Thiel’s secretive Big Data company Palantir is named after an ancient magical supertechnology from J.R.R. Tolkien’s Lord of the Rings trilogy, where a palantir is a kind of crystal ball that acts as an extension of the dark lord Sauron’s all-seeing eye. Andreesen’s 2023 text “The Techno-Optimist Manifesto” not only harks back to the disappointment expressed in Stephenson’s essay but also reproduces the operational logic of the fictional internet and surveillance company in David Egger’s 2013 novel, The Circle. Both, Taskale writes, combat concerns about privacy and freedom by creating a false binary: “One is either a participant in technological advancement or aligned against humanity itself.”

Project Hail Mary, for its part, presents a worldview that closely aligns with Silicon Valley elite opposition to governmental regulation and oversight. Like the dictators of ancient Rome, the person in charge of the titular project—a woman named Eva Stratt (played in the movie by Sandra Hüller)—is granted both limitless authority and complete immunity from prosecution. Occasional attempts to stand in her way on grounds of human rights violations are not just ineffective but framed as narrow-minded and nefarious: a sometimes inadvertent, sometimes deliberate failure to see the bigger picture. “You and what army?” Stratt asks in the book when a U.S. court attempts in vain to rein her in. “Because I have the U.S. Army, and that’s a damn fine army.”

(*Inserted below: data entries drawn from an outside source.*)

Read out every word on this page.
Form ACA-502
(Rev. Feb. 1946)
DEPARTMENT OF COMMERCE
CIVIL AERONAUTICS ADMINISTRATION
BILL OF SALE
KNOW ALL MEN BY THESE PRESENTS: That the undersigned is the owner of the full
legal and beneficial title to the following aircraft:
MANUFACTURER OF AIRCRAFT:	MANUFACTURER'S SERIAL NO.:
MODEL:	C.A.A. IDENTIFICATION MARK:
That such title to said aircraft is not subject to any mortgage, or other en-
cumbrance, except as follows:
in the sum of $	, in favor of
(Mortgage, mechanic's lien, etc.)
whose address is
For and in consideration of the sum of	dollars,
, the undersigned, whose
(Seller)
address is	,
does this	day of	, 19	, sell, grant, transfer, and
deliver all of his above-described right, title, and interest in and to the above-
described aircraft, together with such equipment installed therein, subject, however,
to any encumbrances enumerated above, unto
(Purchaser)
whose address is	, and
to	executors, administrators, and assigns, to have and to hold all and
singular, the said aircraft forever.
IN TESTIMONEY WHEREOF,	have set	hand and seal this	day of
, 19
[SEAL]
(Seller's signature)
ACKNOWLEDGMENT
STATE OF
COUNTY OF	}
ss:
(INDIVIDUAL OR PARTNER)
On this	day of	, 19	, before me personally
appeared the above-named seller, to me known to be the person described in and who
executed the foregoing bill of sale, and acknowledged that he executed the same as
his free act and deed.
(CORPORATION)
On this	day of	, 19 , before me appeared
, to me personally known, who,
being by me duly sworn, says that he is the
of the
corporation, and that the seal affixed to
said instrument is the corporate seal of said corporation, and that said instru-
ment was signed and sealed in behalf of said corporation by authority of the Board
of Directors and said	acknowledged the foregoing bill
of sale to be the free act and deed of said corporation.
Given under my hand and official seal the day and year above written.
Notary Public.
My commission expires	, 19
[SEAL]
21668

Far from apolitical, Weir’s writing can be described as technoliberal to the extent that it treats accountability as a hindrance rather than a productive safety measure. Underpinning this attitude is another belief central to technoliberalism: that progress is linear and science its primary engine. “Try to name a technology that’s done more harm than good,” Weir said in a 2024 interview with the National Academy of Engineering. “You say nuclear bombs; I say nuclear power. How much coal dust is not in the air? How much pollution and emissions are not in the air because nuclear power plants exist?” But while it’s true that many technologies have a wide variety of applications (some beneficial, others destructive), Weir’s technoliberal framework accepts as factual what is at its core a matter of personal opinion, morality, and judgment.

In this sense, his writing can also be described more broadly as an expression of neoliberalism, which—as Merijn Oudenampsen explains in his forthcoming book, No Nonsense: A History of the Dutch Neoliberal Turn—presents free market capitalism as an economic necessity as opposed to a liberal ideology. Hiding behind a false air of objectivity and empiricism, both neoliberalism and up-wing sci-fi pretend to rise above politics despite being themselves highly political in nature.

Project Hail Mary is many things: funny, endearing, suspenseful, thought-provoking, and uplifting. What it is not is apolitical. Insisting on the contrary does nothing except encourage uncritical consumption of the story, which is—ironically—antithetical to its scientific spirit.